In a classic case of the kettle calling the pot black, the BFI (Boxing Federation of India) has been accused of financial impropriety by the governing body of the sport, the AIBA (The Amateur International Boxing Associating).
Leading the offensive against the BFI is AIBA chief Mohamed Moustahsane, with the Moroccan accusing them of dishonouring contracts and non-payment of dues.
Last week India was stripped of the right to host the 2021 World Boxing Championships, after failing to pay the hosting fee, with the games awarded to Serbia instead.
At the heart of that dispute was a requirement by the AIBA that the BFI paid part of the money owned to a bank account in Serbia, which is on the FATF (the Financial Action Task Force) grey list, meaning that is illegal for Indian banks to make such a payment.
Now it is claimed that the AIBA is still owed US $360,000 from the 2018 women’s world championships, which were held in New Delhi, as part of the hosting fee for that event.
The AIBA has said that it is now considering legal action against the BFI.
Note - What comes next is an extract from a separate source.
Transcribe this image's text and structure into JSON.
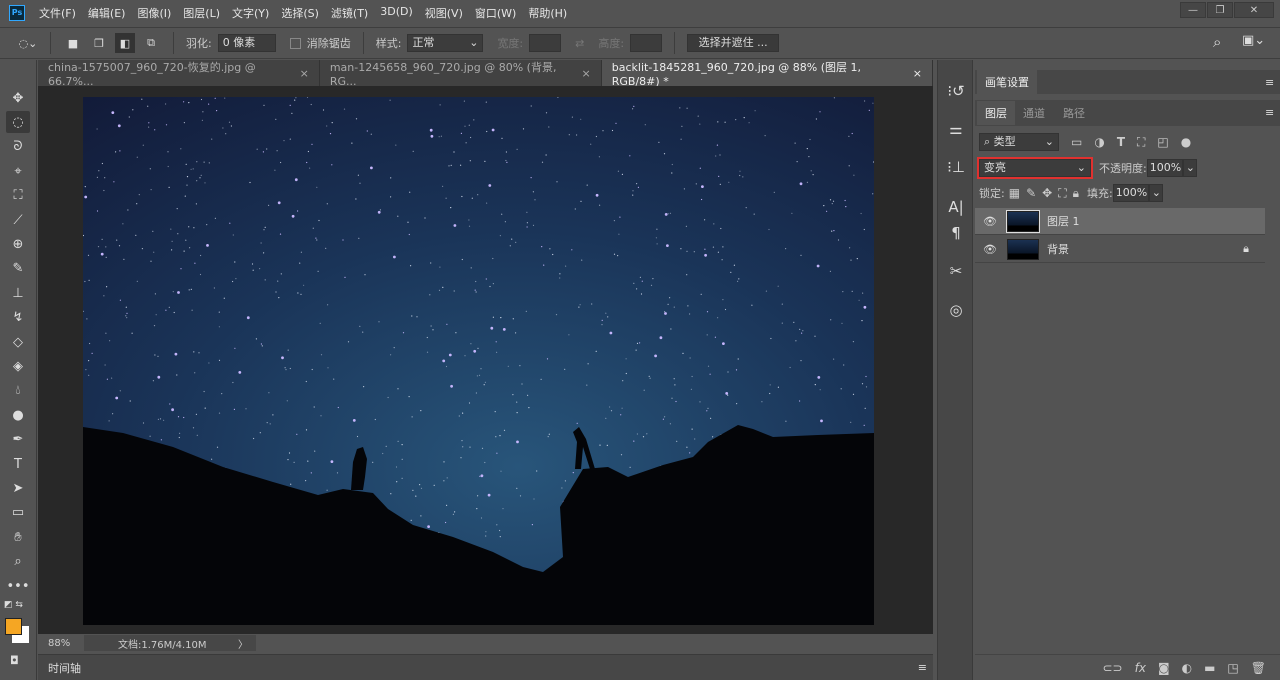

Relations between the two governing bodies have been fractious for some time. After the rights to stage the 2021 Championships were taken away from them, the BFI accused the AIBA of acting in undue haste, and failing to consult with them before making the decision.
There is also a supreme irony in the AIBA levelling charges against the BFI of financial mismanagement, when they themselves have been suspended by the IOC (International Olympic Committee), and stripped of the right to run the tournament at the Tokyo Olympics.
That ban came into effect almost a year ago, and came after a six month investigation into the federation which failed to answer satisfactory questions over its finances, corporate governance, and refereeing standards.
And Moustahsane’s predecessor as AIBI president, the Uzbek, Gafur Rakhimov, was included on a US sanctions list for his alleged involvement in a global crime network.